Raz jeszcze przejechał dłonią po gładkiej skórze pod nosem w poszukiwaniu ust, ale im bardziej sprawdzał, tym bardziej ich tam nie było.

Tajemniczy mężczyzna w czerni milczał, dając archeologowi chwilę na oswojenie się z nową sytuacją. Gdy uznał, że wystarczy już ciszy, podjął przerwaną rozmowę.

– Jestem tu w jasno określonym celu, panie profesorze, i zamierzam wykonać powierzone mi zadanie – powiedział. – Żadną miarą nie chcę jednak pana oszukać, choć jak pan widzi, mógłbym z łatwością to zrobić. Powiem panu, co nastąpi: za chwilę zabierzemy stąd sarkofag, ale w jego miejsce zostawimy walizkę. Będzie w niej tyle pieniędzy, że wystarczy panu na badania do cholernej Apokalipsy. Jeżeli uważa pan, że to uczciwy układ, proszę skinąć głową.

Tutka, choć nie do końca przekonany, skinął.

– Wyśmienicie! – rozpromienił się mężczyzna, i zrobił to dosłownie. Z jego ust, nozdrzy i oczu trysnęło nagle światło tak mocne, że archeolog zmuszony był zacisnąć powieki, a i tak blask palił go niczym stuwatowa żarówka, w którą zmuszony był patrzeć lata temu, gdy po nielegalnej demonstracji studenckiej zamiast do akademika trafił na komisariat.
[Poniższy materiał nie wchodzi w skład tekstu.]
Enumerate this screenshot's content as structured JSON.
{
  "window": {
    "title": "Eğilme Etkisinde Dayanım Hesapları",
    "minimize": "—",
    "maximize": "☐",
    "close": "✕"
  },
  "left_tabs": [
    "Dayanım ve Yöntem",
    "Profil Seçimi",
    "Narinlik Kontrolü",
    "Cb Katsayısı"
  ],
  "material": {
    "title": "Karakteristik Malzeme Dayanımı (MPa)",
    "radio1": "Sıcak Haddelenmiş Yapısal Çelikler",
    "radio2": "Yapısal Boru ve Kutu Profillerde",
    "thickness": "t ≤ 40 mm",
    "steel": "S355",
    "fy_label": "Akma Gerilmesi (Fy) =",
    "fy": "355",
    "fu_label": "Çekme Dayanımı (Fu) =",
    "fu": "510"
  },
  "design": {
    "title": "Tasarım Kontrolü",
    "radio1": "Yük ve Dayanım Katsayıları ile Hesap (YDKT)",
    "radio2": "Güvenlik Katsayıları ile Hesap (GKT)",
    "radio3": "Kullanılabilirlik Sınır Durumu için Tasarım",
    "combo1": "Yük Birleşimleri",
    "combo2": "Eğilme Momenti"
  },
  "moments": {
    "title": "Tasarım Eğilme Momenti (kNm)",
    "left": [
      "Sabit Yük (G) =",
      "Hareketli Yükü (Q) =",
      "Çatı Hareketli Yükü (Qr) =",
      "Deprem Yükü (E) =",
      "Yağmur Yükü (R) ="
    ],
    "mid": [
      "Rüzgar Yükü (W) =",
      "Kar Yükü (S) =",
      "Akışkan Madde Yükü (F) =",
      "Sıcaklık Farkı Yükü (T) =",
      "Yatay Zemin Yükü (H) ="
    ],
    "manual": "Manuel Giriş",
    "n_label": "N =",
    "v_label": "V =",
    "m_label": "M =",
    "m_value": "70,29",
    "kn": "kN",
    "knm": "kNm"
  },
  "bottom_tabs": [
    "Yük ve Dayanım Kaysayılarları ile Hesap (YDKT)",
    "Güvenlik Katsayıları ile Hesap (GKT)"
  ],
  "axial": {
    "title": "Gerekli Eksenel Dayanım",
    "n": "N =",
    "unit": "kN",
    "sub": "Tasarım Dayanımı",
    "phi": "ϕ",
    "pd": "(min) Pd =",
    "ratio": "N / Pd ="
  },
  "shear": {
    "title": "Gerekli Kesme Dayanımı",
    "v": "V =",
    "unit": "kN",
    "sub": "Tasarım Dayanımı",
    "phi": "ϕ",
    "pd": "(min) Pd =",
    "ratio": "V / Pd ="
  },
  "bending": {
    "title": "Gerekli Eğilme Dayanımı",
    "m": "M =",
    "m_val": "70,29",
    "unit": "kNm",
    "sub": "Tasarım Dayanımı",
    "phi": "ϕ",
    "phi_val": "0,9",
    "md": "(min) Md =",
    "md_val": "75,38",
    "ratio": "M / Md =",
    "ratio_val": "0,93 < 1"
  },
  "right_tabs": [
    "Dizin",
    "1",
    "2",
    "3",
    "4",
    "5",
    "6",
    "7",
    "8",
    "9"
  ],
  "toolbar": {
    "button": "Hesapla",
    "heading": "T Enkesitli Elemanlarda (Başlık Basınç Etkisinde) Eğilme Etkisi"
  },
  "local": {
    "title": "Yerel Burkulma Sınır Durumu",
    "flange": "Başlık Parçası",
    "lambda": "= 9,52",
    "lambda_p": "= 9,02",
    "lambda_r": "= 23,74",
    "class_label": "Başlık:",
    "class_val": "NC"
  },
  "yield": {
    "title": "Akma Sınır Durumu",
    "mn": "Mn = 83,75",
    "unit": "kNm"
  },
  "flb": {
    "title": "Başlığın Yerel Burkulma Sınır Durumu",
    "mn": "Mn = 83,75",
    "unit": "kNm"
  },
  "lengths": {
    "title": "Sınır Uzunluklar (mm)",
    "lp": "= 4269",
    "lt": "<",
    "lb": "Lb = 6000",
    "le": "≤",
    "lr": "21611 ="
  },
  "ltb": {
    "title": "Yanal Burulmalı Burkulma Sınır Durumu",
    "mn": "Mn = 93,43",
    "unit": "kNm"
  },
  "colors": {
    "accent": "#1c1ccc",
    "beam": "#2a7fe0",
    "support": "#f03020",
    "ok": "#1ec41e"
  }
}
Gdy ponownie otworzył oczy, pomimo zaburzających mu wzrok powidoków szybko zorientował się, że jest w namiocie sam. Nie było też sarkofagu, a jego twarz, z czego zdał sobie sprawę, muskając gładką skórę opuszkami palców, wciąż nie miała ust.

Nowością była natomiast leżąca na drewnianych paletach otwarta, czarna walizka. Wewnątrz na aksamitnej wyściółce leżały dwa pliki banknotów. Nieduże, raptem kilka tysięcy dolarów.

„I to ma niby wystarczyć do Apokalipsy?” – przemknęło Tutce przez głowę.